Earlier this year, Forrester released a report saying that bias, privacy, and regulatory compliance are major obstacles to Gen AI adoption. However, unlike real-world data, synthetic data doesn’t contain private, personal information, can’t be easily reverse-engineered, and can be used in data anonymization. Programmers can also proactively address potential legal and ethical concerns related to the use of synthetic data, especially for sensitive domains like healthcare and finance. 

Driving the Future of AI

Synthetic data is driving the development of AI models into the future. Advancements in generative models, hybrid approaches, domain-specific applications, and increased adoption and integration strategies will shape the future of synthetic data generation. 

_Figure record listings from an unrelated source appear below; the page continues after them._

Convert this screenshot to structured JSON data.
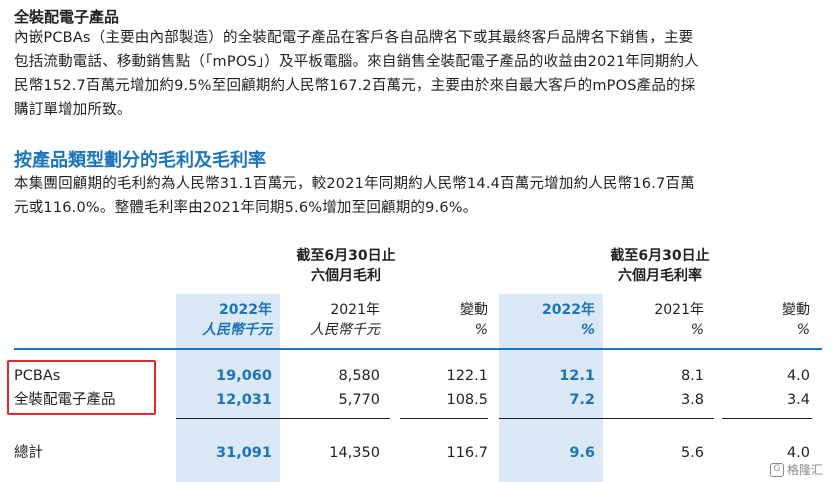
{
  "section1": {
    "title": "全裝配電子產品",
    "lines": [
      "內嵌PCBAs（主要由內部製造）的全裝配電子產品在客戶各自品牌名下或其最終客戶品牌名下銷售，主要",
      "包括流動電話、移動銷售點（「mPOS」）及平板電腦。來自銷售全裝配電子產品的收益由2021年同期約人",
      "民幣152.7百萬元增加約9.5%至回顧期約人民幣167.2百萬元，主要由於來自最大客戶的mPOS產品的採",
      "購訂單增加所致。"
    ]
  },
  "section2": {
    "title": "按產品類型劃分的毛利及毛利率",
    "lines": [
      "本集團回顧期的毛利約為人民幣31.1百萬元，較2021年同期約人民幣14.4百萬元增加約人民幣16.7百萬",
      "元或116.0%。整體毛利率由2021年同期5.6%增加至回顧期的9.6%。"
    ]
  },
  "table": {
    "group1": {
      "line1": "截至6月30日止",
      "line2": "六個月毛利"
    },
    "group2": {
      "line1": "截至6月30日止",
      "line2": "六個月毛利率"
    },
    "columns": [
      {
        "year": "2022年",
        "unit": "人民幣千元"
      },
      {
        "year": "2021年",
        "unit": "人民幣千元"
      },
      {
        "year": "變動",
        "unit": "%"
      },
      {
        "year": "2022年",
        "unit": "%"
      },
      {
        "year": "2021年",
        "unit": "%"
      },
      {
        "year": "變動",
        "unit": "%"
      }
    ],
    "rows": [
      {
        "label": "PCBAs",
        "values": [
          "19,060",
          "8,580",
          "122.1",
          "12.1",
          "8.1",
          "4.0"
        ]
      },
      {
        "label": "全裝配電子產品",
        "values": [
          "12,031",
          "5,770",
          "108.5",
          "7.2",
          "3.8",
          "3.4"
        ]
      }
    ],
    "total": {
      "label": "總計",
      "values": [
        "31,091",
        "14,350",
        "116.7",
        "9.6",
        "5.6",
        "4.0"
      ]
    }
  },
  "watermark": {
    "icon": "gelonghui-logo-icon",
    "text": "格隆汇"
  },
  "colors": {
    "accent": "#1c75bc",
    "shade": "#dbe8f5",
    "highlight": "#e8262b"
  }
}
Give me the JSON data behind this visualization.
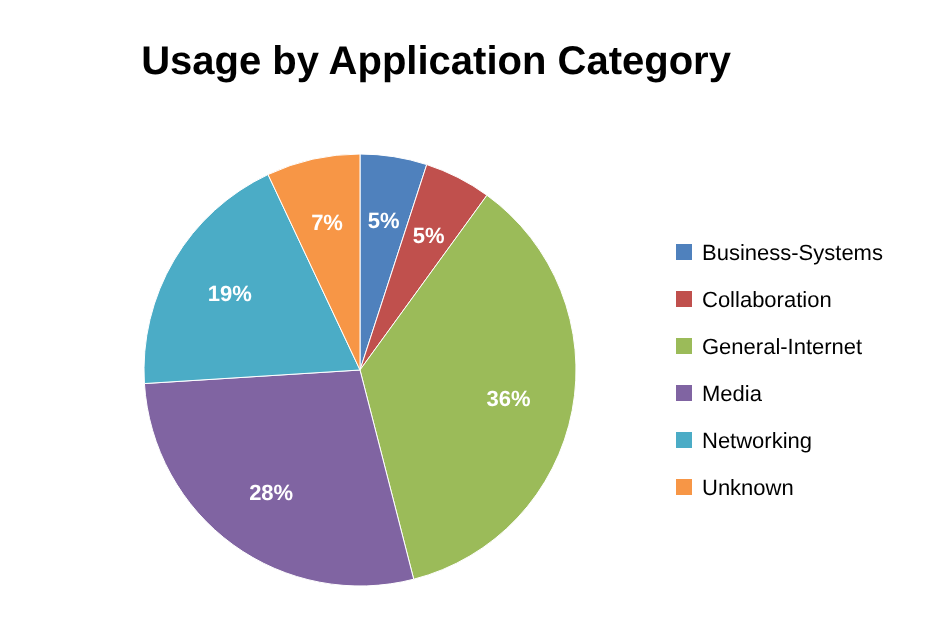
{
  "chart_data": {
    "type": "pie",
    "title": "Usage by Application Category",
    "categories": [
      "Business-Systems",
      "Collaboration",
      "General-Internet",
      "Media",
      "Networking",
      "Unknown"
    ],
    "values": [
      5,
      5,
      36,
      28,
      19,
      7
    ],
    "colors": [
      "#4f81bd",
      "#c0504d",
      "#9bbb59",
      "#8064a2",
      "#4bacc6",
      "#f79646"
    ],
    "value_labels": [
      "5%",
      "5%",
      "36%",
      "28%",
      "19%",
      "7%"
    ],
    "legend": "right"
  }
}
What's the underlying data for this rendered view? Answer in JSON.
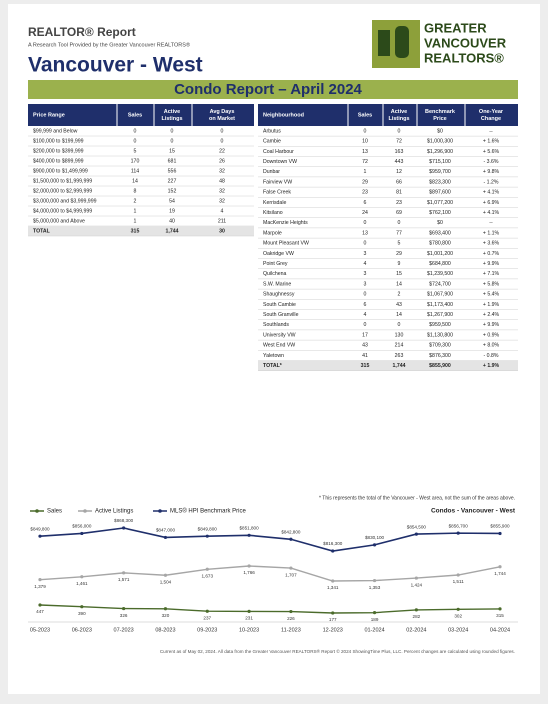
{
  "header": {
    "report": "REALTOR® Report",
    "tagline": "A Research Tool Provided by the Greater Vancouver REALTORS®",
    "area": "Vancouver - West",
    "logo": [
      "GREATER",
      "VANCOUVER",
      "REALTORS®"
    ],
    "banner": "Condo Report – April 2024"
  },
  "price_table": {
    "columns": [
      [
        "Price Range"
      ],
      [
        "Sales"
      ],
      [
        "Active",
        "Listings"
      ],
      [
        "Avg Days",
        "on Market"
      ]
    ],
    "rows": [
      [
        "$99,999 and Below",
        "0",
        "0",
        "0"
      ],
      [
        "$100,000 to $199,999",
        "0",
        "0",
        "0"
      ],
      [
        "$200,000 to $399,999",
        "5",
        "15",
        "22"
      ],
      [
        "$400,000 to $899,999",
        "170",
        "681",
        "26"
      ],
      [
        "$900,000 to $1,499,999",
        "114",
        "556",
        "32"
      ],
      [
        "$1,500,000 to $1,999,999",
        "14",
        "227",
        "48"
      ],
      [
        "$2,000,000 to $2,999,999",
        "8",
        "152",
        "32"
      ],
      [
        "$3,000,000 and $3,999,999",
        "2",
        "54",
        "32"
      ],
      [
        "$4,000,000 to $4,999,999",
        "1",
        "19",
        "4"
      ],
      [
        "$5,000,000 and Above",
        "1",
        "40",
        "211"
      ],
      [
        "TOTAL",
        "315",
        "1,744",
        "30"
      ]
    ]
  },
  "neighbourhood_table": {
    "columns": [
      [
        "Neighbourhood"
      ],
      [
        "Sales"
      ],
      [
        "Active",
        "Listings"
      ],
      [
        "Benchmark",
        "Price"
      ],
      [
        "One-Year",
        "Change"
      ]
    ],
    "rows": [
      [
        "Arbutus",
        "0",
        "0",
        "$0",
        "--"
      ],
      [
        "Cambie",
        "10",
        "72",
        "$1,000,300",
        "+ 1.6%"
      ],
      [
        "Coal Harbour",
        "13",
        "163",
        "$1,296,900",
        "+ 5.6%"
      ],
      [
        "Downtown VW",
        "72",
        "443",
        "$715,100",
        "- 3.6%"
      ],
      [
        "Dunbar",
        "1",
        "12",
        "$959,700",
        "+ 9.8%"
      ],
      [
        "Fairview VW",
        "29",
        "66",
        "$823,300",
        "- 1.2%"
      ],
      [
        "False Creek",
        "23",
        "81",
        "$897,600",
        "+ 4.1%"
      ],
      [
        "Kerrisdale",
        "6",
        "23",
        "$1,077,200",
        "+ 6.9%"
      ],
      [
        "Kitsilano",
        "24",
        "69",
        "$762,100",
        "+ 4.1%"
      ],
      [
        "MacKenzie Heights",
        "0",
        "0",
        "$0",
        "--"
      ],
      [
        "Marpole",
        "13",
        "77",
        "$693,400",
        "+ 1.1%"
      ],
      [
        "Mount Pleasant VW",
        "0",
        "5",
        "$780,800",
        "+ 3.6%"
      ],
      [
        "Oakridge VW",
        "3",
        "29",
        "$1,001,200",
        "+ 0.7%"
      ],
      [
        "Point Grey",
        "4",
        "9",
        "$684,800",
        "+ 9.9%"
      ],
      [
        "Quilchena",
        "3",
        "15",
        "$1,239,500",
        "+ 7.1%"
      ],
      [
        "S.W. Marine",
        "3",
        "14",
        "$724,700",
        "+ 5.8%"
      ],
      [
        "Shaughnessy",
        "0",
        "2",
        "$1,067,900",
        "+ 5.4%"
      ],
      [
        "South Cambie",
        "6",
        "43",
        "$1,173,400",
        "+ 1.9%"
      ],
      [
        "South Granville",
        "4",
        "14",
        "$1,267,900",
        "+ 2.4%"
      ],
      [
        "Southlands",
        "0",
        "0",
        "$959,500",
        "+ 9.9%"
      ],
      [
        "University VW",
        "17",
        "130",
        "$1,130,800",
        "+ 0.9%"
      ],
      [
        "West End VW",
        "43",
        "214",
        "$709,300",
        "+ 8.0%"
      ],
      [
        "Yaletown",
        "41",
        "263",
        "$876,300",
        "- 0.8%"
      ],
      [
        "TOTAL*",
        "315",
        "1,744",
        "$855,900",
        "+ 1.9%"
      ]
    ]
  },
  "note": "* This represents the total of the Vancouver - West area, not the sum of the areas above.",
  "chart_data": {
    "type": "line",
    "title": "Condos - Vancouver - West",
    "categories": [
      "05-2023",
      "06-2023",
      "07-2023",
      "08-2023",
      "09-2023",
      "10-2023",
      "11-2023",
      "12-2023",
      "01-2024",
      "02-2024",
      "03-2024",
      "04-2024"
    ],
    "series": [
      {
        "name": "Sales",
        "color": "#4b6b2b",
        "values": [
          447,
          390,
          326,
          320,
          237,
          231,
          226,
          177,
          189,
          282,
          302,
          315
        ]
      },
      {
        "name": "Active Listings",
        "color": "#a6a6a6",
        "values": [
          1379,
          1461,
          1571,
          1504,
          1673,
          1766,
          1707,
          1341,
          1353,
          1424,
          1511,
          1744
        ],
        "value_labels": [
          "1,379",
          "1,461",
          "1,571",
          "1,504",
          "1,673",
          "1,766",
          "1,707",
          "1,341",
          "1,353",
          "1,424",
          "1,511",
          "1,744"
        ]
      },
      {
        "name": "MLS® HPI Benchmark Price",
        "color": "#1f2f6b",
        "values": [
          849800,
          856000,
          868300,
          847000,
          849800,
          851800,
          842800,
          816300,
          830100,
          854500,
          856700,
          855900
        ],
        "value_labels": [
          "$849,800",
          "$856,000",
          "$868,300",
          "$847,000",
          "$849,800",
          "$851,800",
          "$842,800",
          "$816,300",
          "$830,100",
          "$854,500",
          "$856,700",
          "$855,900"
        ]
      }
    ]
  },
  "footer": "Current as of May 02, 2024. All data from the Greater Vancouver REALTORS® Report © 2024 ShowingTime Plus, LLC. Percent changes are calculated using rounded figures."
}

Generative models like GANs and VAEs will continue improving, creating more realistic and diverse artificial data. Future strategies will increasingly combine synthetic with actual data to facilitate more comprehensive training datasets. More specialized tools and techniques will be developed for tailoring synthetic data to specific industries and applications, and finally, synthetic data generation will be adopted across even more sectors.

Enduring Importance of Synthetic Data

By addressing two of the most critical challenges in machine learning – data scarcity and bias – synthetic data generation pushes the boundaries of what ML can achieve across industries by providing a scalable and flexible way to augment real-world data. It also enables the development of more accurate and robust models to push AI to greater heights. 

However, synthetic data generation must be used responsibly for the greatest impact. Ethical strategies are paramount to preventing the perpetuation of existing biases encoded in real-world data and ensuring data security, quality, and integrity. Continued research and innovation on computer-generated data will build a future where ML models are more capable, fairer, accurate, and representative of the diversity that makes our world beautiful.